Con dos cojones, las Españas profundas de hombres y mujeres. Tareas de hombres y tareas de mujeres. Con dos cojones. Vivimos en el país de los cojones, se admira y se celebra tener cojones. Ser controlador aéreo, paralizar un país y joder todo lo jodible, eso es tener cojones. Es lo que se ha oído, en resumen, «ellos han tenido cojones de defender lo suyo». Joder es sinónimo de tener cojones, porque para eso se inventaron los cojones, para joder. Nos enseñaron a los niños vestir de azul, a las niñas de rosa. Los niños, con dos cojones, las niñas, delicadas princesas indefensas en busca de un príncipe azul. Un príncipe azul con dos cojones, que controle a su antojo lo que esté a su alcance. «Hijo, no serás dentista ni carnicero, no seras torero ni bmombero. Trabajarás para Aena, con dos cojones». Las Españas profundas de controladores y de los dos cojones.
Reniego. Me pronuncio. Soy el hombre sin cojones*.
*En el sentido figurado, claro está.
El texto de la imagen pululaba antes de que existiese Internet. Ya está muy difundido, pero me hizo gracia ponerlo aquí para que quede claro, sobre todo a los jovencitos, qué pasaba cuando se hacían fotocopias de fotocopias de fotocopias. Para ver una versión en la red puedes hacer clic en el siguiente enlace, el cual contiene incluso actividades de aula.

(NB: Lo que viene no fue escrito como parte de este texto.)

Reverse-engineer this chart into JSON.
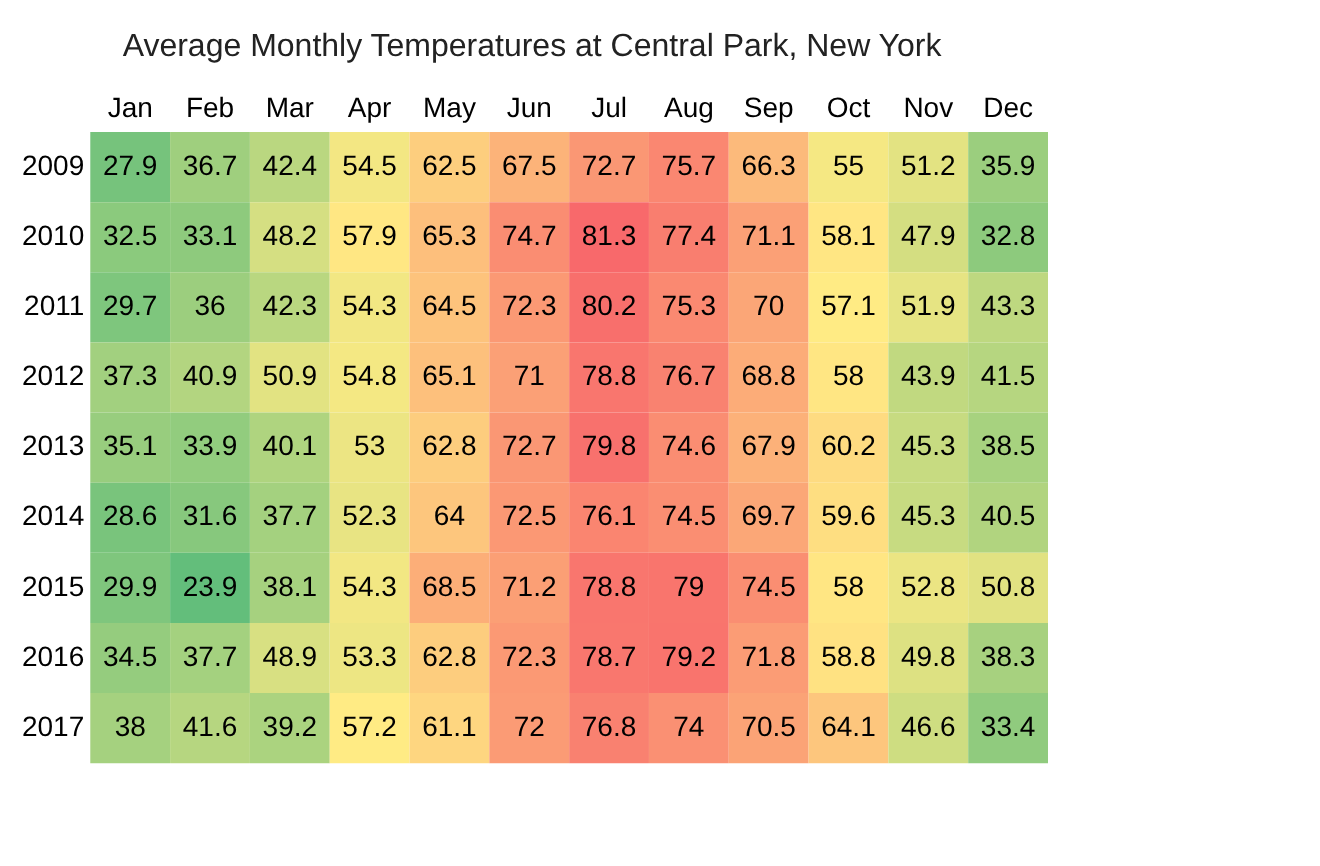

Añadiendo que es gerundio...
PD1: Esto no es un ataque a las matanzas, es una crítica a la actitud de los controladores y el que se hayan defendido sus acciones como un acto de «valentía» y de «cojones». El fin no justifica los medios. Todos tenemos problemas laborales, a los funcionarios nos han bajado el sueldo. Cada uno es responsable de sus propios actos, los gobiernos y los políticos no obligan a nadie a hacer huelgas ilegales que termina con las ilusiones de la gente. Son vándalos de los sueños.
PD2: Los cerdos no son tan guarros como se dice en la cultura popular. Se revuelcan en el lodo como una actividad antiparasitaria. De hecho, es un animal limpio.
PD2: Por ahí dicen que el orgasmo del cerdo dura 30 minutos.
2 comentarios:
Pues, la verdad. No sé qué tienen los cojones para comer trigo (ya que estamos).
No ha sido un acto de valentía ni de cojones, sino de desesperación. Pero eso no viene bien para descargar nuestras frustraciones sobre ellos, no queda tan castizo.
Lo de los cojones no lo digo yo, tendré que repetirlo: se ha dicho por twitter y en varios blogs.
Llámalo desesperación, como eufemismo de egoísmo no está mal.